Abstract

This hybrid paper/artist presentation is focused on the interactive documentary EXPOSED [https://unjustlyexposed.com], which provides a cumulative public record and evolving history of the coronavirus pandemic’s impact on incarcerated people. EXPOSED documents the spread of COVID-19 over time, inside prisons, jails, and detention centers across the US, from the perspective of prisoners and their families.
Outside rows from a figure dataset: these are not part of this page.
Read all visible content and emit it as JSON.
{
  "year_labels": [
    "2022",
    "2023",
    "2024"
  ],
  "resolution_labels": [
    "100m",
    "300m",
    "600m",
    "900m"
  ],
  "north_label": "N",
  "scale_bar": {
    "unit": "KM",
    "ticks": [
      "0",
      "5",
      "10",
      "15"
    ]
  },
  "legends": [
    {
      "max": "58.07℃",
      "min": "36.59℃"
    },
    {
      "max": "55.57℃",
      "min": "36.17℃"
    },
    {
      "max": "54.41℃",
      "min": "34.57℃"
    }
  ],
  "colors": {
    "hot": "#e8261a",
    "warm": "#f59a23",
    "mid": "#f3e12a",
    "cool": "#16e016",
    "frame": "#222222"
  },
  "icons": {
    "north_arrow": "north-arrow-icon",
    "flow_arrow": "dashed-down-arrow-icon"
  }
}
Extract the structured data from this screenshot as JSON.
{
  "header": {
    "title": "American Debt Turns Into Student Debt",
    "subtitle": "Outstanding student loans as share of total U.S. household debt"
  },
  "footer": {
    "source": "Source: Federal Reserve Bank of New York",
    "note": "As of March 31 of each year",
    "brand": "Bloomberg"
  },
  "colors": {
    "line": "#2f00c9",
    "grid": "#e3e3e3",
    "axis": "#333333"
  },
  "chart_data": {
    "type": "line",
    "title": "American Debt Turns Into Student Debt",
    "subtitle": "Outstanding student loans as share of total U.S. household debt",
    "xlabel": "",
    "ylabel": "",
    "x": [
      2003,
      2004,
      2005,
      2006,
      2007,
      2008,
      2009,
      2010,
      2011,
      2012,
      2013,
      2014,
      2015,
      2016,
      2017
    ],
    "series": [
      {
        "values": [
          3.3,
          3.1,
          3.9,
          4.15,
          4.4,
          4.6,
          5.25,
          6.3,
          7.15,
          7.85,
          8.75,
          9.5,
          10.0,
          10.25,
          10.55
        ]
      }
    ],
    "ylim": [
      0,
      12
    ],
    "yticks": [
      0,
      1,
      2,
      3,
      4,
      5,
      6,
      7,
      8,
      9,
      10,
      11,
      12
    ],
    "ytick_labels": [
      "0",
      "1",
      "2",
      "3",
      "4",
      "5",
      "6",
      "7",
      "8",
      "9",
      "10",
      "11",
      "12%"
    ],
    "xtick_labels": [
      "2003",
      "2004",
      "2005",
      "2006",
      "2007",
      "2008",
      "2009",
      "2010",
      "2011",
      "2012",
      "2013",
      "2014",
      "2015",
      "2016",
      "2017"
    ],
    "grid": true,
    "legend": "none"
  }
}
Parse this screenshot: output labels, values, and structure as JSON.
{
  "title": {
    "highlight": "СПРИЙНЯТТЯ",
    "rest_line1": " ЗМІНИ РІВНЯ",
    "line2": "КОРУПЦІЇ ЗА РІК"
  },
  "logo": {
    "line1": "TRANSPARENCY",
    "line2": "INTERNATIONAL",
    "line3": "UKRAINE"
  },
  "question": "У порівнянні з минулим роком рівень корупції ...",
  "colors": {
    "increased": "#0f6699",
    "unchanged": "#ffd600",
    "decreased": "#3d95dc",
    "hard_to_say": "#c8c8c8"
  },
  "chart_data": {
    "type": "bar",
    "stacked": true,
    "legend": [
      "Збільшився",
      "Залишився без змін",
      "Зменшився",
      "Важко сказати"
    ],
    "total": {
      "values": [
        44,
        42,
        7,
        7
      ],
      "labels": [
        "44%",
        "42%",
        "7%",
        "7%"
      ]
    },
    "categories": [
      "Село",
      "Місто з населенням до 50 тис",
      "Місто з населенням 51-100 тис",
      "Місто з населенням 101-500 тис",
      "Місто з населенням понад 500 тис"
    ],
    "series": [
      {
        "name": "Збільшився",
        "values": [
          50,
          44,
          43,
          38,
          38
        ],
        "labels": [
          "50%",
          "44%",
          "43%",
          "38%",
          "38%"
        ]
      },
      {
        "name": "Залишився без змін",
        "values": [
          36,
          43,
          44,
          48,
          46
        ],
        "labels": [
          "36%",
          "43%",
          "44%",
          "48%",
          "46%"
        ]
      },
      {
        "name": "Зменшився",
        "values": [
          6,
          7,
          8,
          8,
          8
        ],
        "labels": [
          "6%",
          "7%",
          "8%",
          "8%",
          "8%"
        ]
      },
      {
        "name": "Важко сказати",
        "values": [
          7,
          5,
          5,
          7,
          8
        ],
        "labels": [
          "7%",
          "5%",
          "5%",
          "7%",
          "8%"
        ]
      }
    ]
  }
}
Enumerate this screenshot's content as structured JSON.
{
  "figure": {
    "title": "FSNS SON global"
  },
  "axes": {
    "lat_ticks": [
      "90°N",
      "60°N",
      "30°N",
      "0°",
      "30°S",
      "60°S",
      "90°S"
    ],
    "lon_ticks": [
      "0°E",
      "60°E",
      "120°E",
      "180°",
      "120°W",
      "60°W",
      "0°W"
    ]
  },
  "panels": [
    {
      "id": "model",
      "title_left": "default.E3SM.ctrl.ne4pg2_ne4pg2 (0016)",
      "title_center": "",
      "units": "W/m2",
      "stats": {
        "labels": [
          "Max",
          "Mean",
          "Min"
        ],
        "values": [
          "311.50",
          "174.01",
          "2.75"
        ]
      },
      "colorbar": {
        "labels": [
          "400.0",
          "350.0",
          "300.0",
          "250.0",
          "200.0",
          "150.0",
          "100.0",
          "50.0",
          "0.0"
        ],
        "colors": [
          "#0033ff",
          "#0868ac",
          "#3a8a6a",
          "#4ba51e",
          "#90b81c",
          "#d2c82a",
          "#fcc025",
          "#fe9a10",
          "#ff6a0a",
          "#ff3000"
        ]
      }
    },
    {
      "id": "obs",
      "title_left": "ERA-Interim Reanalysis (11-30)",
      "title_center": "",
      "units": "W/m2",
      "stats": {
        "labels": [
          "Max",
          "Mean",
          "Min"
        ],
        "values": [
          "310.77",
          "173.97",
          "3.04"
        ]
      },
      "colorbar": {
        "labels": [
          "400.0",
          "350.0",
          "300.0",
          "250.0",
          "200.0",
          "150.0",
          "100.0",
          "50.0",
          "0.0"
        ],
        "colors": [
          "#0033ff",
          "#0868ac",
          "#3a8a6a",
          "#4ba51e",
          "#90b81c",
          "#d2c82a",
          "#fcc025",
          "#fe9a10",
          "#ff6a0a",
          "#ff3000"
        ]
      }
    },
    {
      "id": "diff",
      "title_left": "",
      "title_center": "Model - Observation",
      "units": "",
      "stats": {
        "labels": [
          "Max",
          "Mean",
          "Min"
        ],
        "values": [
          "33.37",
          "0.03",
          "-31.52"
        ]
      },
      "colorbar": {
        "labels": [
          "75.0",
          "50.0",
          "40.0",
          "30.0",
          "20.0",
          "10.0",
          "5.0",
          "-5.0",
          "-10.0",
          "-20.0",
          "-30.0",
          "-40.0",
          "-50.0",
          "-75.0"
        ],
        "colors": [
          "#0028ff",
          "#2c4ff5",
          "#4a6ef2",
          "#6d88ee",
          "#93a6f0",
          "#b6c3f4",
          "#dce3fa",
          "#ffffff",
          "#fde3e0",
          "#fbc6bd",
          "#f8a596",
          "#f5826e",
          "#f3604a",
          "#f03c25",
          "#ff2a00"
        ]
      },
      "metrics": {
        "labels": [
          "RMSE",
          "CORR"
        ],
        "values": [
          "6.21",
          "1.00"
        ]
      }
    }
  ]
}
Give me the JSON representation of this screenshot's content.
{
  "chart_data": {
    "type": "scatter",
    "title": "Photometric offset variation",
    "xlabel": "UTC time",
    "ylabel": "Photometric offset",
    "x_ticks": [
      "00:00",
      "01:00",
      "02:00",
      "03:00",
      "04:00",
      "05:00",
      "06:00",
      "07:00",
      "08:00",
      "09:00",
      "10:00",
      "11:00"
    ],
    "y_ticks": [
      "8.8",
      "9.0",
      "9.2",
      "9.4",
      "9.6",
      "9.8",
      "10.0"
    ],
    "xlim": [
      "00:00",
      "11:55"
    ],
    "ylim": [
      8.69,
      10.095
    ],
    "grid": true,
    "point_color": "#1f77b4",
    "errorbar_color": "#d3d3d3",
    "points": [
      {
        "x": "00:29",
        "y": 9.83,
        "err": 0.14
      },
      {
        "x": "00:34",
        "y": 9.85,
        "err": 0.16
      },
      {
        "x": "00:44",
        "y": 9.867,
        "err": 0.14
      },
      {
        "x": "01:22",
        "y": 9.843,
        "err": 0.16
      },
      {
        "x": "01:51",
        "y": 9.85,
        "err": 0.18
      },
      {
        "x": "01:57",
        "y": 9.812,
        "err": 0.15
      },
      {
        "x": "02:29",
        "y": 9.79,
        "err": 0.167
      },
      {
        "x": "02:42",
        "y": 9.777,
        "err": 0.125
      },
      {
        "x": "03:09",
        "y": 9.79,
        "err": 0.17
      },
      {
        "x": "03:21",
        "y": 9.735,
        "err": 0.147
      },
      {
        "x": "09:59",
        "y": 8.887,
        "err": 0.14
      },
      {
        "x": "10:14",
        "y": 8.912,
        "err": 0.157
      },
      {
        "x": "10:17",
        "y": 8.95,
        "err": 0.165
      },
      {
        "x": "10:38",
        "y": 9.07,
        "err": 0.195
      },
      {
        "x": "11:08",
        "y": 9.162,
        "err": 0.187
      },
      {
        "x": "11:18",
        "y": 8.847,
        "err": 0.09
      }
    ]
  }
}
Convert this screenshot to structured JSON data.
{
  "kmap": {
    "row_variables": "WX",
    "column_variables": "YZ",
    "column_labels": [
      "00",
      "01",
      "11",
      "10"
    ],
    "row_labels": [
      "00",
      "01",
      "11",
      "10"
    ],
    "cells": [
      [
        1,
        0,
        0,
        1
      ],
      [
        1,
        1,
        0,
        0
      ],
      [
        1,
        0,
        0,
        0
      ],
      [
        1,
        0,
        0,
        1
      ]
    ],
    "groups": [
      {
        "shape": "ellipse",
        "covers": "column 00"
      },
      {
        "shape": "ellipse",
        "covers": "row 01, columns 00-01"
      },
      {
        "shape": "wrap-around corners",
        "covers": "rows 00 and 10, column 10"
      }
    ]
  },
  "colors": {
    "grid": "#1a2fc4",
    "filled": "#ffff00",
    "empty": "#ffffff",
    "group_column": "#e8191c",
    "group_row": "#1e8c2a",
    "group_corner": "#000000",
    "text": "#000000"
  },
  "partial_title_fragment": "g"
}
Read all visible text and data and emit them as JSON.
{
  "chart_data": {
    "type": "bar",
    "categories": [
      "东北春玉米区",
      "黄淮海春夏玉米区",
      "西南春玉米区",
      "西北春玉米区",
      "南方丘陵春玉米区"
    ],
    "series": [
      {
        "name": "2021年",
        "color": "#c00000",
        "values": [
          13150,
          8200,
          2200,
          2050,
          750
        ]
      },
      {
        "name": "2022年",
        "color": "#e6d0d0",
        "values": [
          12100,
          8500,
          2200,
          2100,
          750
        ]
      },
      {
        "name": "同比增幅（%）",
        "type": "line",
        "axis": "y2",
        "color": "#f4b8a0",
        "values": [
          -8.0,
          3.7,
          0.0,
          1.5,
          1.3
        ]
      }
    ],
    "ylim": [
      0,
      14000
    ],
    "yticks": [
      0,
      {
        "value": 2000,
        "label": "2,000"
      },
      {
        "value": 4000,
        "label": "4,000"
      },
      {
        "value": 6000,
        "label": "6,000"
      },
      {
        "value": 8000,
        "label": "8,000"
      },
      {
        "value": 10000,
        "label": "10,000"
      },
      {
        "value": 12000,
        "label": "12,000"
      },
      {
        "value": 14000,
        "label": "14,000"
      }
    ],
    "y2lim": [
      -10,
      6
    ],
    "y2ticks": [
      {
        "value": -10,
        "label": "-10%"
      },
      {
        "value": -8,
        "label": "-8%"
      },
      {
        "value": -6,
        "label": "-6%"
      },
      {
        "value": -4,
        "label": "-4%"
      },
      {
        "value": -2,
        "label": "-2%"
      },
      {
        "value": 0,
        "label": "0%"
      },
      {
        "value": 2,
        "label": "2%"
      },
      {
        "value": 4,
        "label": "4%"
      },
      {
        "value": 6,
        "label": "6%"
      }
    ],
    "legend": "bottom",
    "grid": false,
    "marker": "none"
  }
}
Original interviews combined with quotes, audio clips and statistics, collected from a comprehensive array of online publications and broadcasts, are assembled into an interactive timeline that, on each day, offers abundant testimony to the risk and trauma prisoners experience under coronavirus quarantine. EXPOSED launched on October 30, 2020. It will be updated weekly until December 30, 2021. The scale of the project is intended to reflect the scale of the crisis. On September 1, 2021, there were well over ten thousand quotes, statistics, and audio clips in the project database. On July 8th alone, the timeline includes over 100 statements made by prisoners afflicted with the virus or enduring anxiety, distress, and neglect. The monochrome, image-less, headline-styled interface, which allows viewers to step through thousands of prisoners’ statements, is designed to visualize their collective suffering, signal that the injustices they endure are structural, and demonstrate that the criminal punishment system in the US, itself, constitutes a public health crisis.